The library of Israel: Iran. Why Iran? Why haven’t you chosen another Islamic country, like Egypt, for instance.
Ron Leshem: I really don’t know why. It happened that the story caught me. I didn’t choose it. It found me, it chose me.
Biografia e prossimi progetti /Biography and next project
Ron Leshem è nato nel 1976 ed è l’autore del romanzo ‘Beaufort’ (tradotto in italiano ‘Tredici soldati’) per il quale ha vinto il Sapir Prize for Literature nel 2006 e l’Yitzhak Sadeh Prize for Military Literature. Joseph Cedar ha tratto un film dal libro nel 2007, poi candidato all’Oscar e la cui sceneggiatura fu scritta da Cedar e dallo stesso Leshem. Cedar ha vinto con ‘Beaufort’ l’Orso d’Argento per la regia al Festival Internazionale del Cinema di Berlino.
Sta attualmente lavorando a due serie drammatiche che hanno per protagonisti i giovani. La prima, basata su una storia vera, è su un ragazzo di 21 anni che scopre di avere entrambi i genitori implicati in attività di spionaggio per il governo russo. La seconda è sulla vita di un ragazzino di 17 anni in Israele, e sulle difficoltà dell’essere giovani oggi, in quei luoghi. L’ultimo lavoro di Ron è il libro ‘Niloofar’ che ancora non è stato tradotto in italiano, ma che presto sarà disponibile in francese, inglese e tedesco.

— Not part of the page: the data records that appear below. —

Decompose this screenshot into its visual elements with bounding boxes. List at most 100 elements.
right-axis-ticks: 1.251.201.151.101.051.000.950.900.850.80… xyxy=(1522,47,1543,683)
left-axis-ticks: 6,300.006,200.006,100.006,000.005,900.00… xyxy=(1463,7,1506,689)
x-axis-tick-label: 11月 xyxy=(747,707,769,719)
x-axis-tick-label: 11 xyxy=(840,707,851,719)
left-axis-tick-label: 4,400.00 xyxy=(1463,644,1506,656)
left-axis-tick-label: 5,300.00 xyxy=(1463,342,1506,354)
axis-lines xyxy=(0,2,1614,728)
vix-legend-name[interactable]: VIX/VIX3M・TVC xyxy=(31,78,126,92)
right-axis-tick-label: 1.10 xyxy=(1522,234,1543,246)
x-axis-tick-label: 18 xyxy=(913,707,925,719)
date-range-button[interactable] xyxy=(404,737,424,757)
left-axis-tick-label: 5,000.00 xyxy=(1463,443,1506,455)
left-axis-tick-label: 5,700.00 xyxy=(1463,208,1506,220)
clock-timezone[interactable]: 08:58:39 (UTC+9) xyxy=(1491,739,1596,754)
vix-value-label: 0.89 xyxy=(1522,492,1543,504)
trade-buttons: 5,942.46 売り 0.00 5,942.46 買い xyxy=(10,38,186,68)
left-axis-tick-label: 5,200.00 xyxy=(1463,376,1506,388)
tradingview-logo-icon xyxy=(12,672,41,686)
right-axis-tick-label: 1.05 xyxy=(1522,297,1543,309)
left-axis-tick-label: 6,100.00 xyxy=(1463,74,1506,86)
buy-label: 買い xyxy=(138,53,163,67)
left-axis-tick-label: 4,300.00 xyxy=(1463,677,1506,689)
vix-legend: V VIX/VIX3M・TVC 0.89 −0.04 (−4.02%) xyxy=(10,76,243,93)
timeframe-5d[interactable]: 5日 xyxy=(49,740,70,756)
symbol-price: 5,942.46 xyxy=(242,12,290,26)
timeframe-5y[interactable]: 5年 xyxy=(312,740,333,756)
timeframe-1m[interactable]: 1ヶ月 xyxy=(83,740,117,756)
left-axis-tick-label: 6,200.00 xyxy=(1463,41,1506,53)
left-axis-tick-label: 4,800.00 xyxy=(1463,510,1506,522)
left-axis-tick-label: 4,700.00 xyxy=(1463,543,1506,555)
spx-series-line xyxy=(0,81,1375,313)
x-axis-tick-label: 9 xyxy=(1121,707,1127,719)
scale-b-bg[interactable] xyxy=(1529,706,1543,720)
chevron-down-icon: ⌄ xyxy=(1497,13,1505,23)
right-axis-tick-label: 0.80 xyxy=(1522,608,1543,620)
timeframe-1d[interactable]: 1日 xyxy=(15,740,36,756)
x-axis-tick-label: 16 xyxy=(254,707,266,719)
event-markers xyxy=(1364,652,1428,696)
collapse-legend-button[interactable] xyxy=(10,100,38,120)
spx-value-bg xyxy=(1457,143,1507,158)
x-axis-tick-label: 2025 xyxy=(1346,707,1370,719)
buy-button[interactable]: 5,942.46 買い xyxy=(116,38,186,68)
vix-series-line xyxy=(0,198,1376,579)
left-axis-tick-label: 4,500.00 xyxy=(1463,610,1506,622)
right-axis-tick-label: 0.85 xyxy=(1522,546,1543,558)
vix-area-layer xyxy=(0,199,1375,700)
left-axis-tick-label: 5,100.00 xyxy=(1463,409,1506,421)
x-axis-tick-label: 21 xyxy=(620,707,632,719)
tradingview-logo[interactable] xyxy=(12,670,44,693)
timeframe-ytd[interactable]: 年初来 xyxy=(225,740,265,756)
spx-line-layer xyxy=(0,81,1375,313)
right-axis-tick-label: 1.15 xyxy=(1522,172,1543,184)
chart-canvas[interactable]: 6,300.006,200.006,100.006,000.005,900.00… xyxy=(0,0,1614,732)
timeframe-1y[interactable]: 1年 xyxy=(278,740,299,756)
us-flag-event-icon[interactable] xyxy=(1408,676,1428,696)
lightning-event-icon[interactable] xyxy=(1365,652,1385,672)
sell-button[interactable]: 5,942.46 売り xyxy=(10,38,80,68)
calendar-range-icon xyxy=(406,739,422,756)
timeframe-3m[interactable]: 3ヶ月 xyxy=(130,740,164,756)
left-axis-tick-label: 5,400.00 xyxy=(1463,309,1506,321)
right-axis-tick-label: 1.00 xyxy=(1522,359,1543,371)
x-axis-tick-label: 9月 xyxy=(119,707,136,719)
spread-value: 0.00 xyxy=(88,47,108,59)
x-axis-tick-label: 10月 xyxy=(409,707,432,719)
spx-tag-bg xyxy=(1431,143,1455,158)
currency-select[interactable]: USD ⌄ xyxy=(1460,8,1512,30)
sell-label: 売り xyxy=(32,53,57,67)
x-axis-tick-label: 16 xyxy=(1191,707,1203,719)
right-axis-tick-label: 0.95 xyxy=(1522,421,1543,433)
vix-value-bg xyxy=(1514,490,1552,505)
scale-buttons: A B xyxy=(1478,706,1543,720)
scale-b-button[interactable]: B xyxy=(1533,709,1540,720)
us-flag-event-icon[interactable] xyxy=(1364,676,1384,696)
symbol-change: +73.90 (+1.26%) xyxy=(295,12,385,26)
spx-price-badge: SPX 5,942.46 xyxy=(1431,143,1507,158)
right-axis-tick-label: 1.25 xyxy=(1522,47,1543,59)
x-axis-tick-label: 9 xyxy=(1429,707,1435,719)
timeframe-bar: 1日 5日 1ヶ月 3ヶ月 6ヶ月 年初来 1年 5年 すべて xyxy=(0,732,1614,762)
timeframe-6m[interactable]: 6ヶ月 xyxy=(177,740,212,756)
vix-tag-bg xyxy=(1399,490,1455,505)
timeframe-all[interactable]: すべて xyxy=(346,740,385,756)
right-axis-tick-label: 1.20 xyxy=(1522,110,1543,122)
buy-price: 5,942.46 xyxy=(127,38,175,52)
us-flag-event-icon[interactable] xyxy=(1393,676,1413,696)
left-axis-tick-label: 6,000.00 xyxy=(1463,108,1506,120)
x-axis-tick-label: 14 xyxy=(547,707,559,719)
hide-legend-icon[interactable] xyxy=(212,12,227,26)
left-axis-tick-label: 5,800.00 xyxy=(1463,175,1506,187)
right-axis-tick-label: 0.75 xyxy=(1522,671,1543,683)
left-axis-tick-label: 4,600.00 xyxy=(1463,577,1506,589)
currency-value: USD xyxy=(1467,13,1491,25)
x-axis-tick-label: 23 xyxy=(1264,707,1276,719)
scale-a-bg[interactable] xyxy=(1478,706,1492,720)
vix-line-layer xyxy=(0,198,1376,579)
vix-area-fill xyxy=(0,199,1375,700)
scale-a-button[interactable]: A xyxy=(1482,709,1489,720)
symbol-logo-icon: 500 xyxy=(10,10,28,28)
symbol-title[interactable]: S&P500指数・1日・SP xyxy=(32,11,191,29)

Ron Leshem was born in 1976. He is an Israeli writer and author of the novel Beaufort (2005) for which he won the 2006 the Sapir Prize for Literature and the Yitzhak Sadeh Prize for Military Literature. The novel was adapted in 2007 into the successful, Academy Award nominated movie, which was directed by Joseph Cedar and was co-written by Cedar and Ron Leshem based on Leshem’s book. Cedar has won the Silver Bear in the Berlin International Film Festival for directing Beaufort. He is currently working on two drama series: one drama series is about a young 21 year old that discover his parents are Russian spies, based on a true story. The other series is about the life of 17 year olds in Israel today and how complicated confusing and tough it is. Ron’s latest work is the book ‘Niloofar’ which is going to be published in French, German and English.